Cité rouge

Texte paru dans l’édition du 23/02/06 du journal l’Humanité

J’habite une cité en briques rouges. Bien que située dans la banlieue nord de Paris, on se croirait quelque part en Angleterre, dans un film de Ken Loach. C’est la seule cité qui a résisté aux bombardements alliés qui s’attaquèrent aux forces allemandes positionnées sur l’aéroport du Bourget. Elle date des années trente et jusqu’à aujourd’hui, tout le monde l’appelle « la cité rouge » ou cité « congés payés ». Vu le taux de chômage, on pourrait la rebaptiser cité « congé-stionnées ».
J’y habite depuis cinq ans. Ayant toujours vécu en HLM, j’ai la passion du voisinage. Enfant, lorsque mes parents m’envoyaient chercher du sel, un oeuf ou un boeuf chez un autre locataire, je me régalais. Entrer chez les gens, quel délice ! On retrouve d’ailleurs cette dimension dans le métier de chanteur ; mettre des mélodies en tête, rendre vos mots familiers, habiter les autres en définitive.

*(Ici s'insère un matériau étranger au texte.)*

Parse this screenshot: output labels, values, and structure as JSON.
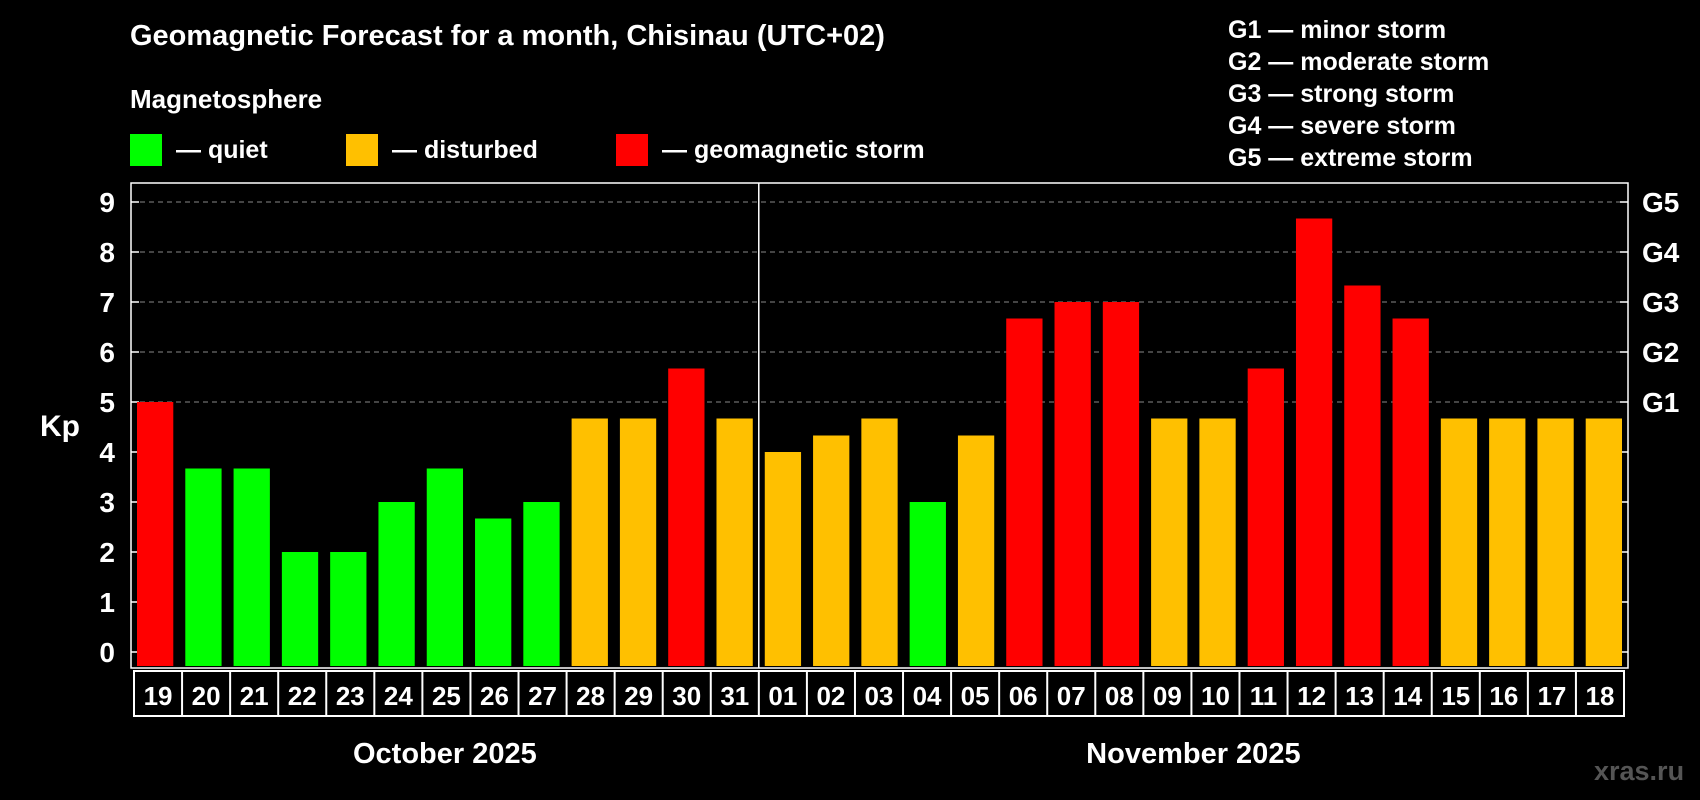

Lorsque j’ai emménagé, j’ai pris du plaisir à aller saluer mes nouveaux voisins. Il y en avait pourtant un que je ne croisais jamais ; mon voisin du dessous. Je l’entendais remuer des meubles, la nuit. Il me réveillait parfois au son d’une musique militaire dont tout l’immeuble profitait.
Les autres m’avaient prévenu : « Le vieux, il n’est pas commode ; c’est un ancien légionnaire ! » J’hésitais à jouer du piano trop fort et réduisais mes déplacements au strict minimum. Il s’agissait de ne pas l’agacer. Un ancien légionnaire, ça cache toujours une vieille grenade prête à reprendre du service.
Nous étions alors en pleine élection municipale et comptions bien renverser la majorité UMP qui s’employait depuis 1989 à transformer cette ville en cité-dortoir. Un soir, alors que je pénétrais dans le hall de mon immeuble, je tombai nez à nez avec mon voisin du dessous. Pas de doute, c’était bien le vieux pas commode que l’on m’avait décrit.
Il venait de ramasser son courrier et scrutait attentivement les visages des candidats de la liste de gauche présentés sur notre tract. Il m’observa, regarda le tract, m’observa à nouveau puis s’engagea dans les escaliers. Pas un mot n’avait été échangé. Je lui emboîtai le pas, n’osant pas le dépasser avant son étage. Lorsqu’il atteignit sa porte, je lui lançai un timide bonsoir.
Il se retourna. Tout en me fixant, il m’adressa cette question pour le moins directe : « Mais vous, vous êtes communiste ? » Je pris le temps de déglutir, resongeai à la grenade et osai : « Disons que... oui. » Et après un silence qui me parut une éternité, il me lança, avant de refermer sa porte : « Et ben, moi aussi je suis communiste ; bonsoir ! ». J’avais fait la connaissance de tout l’immeuble.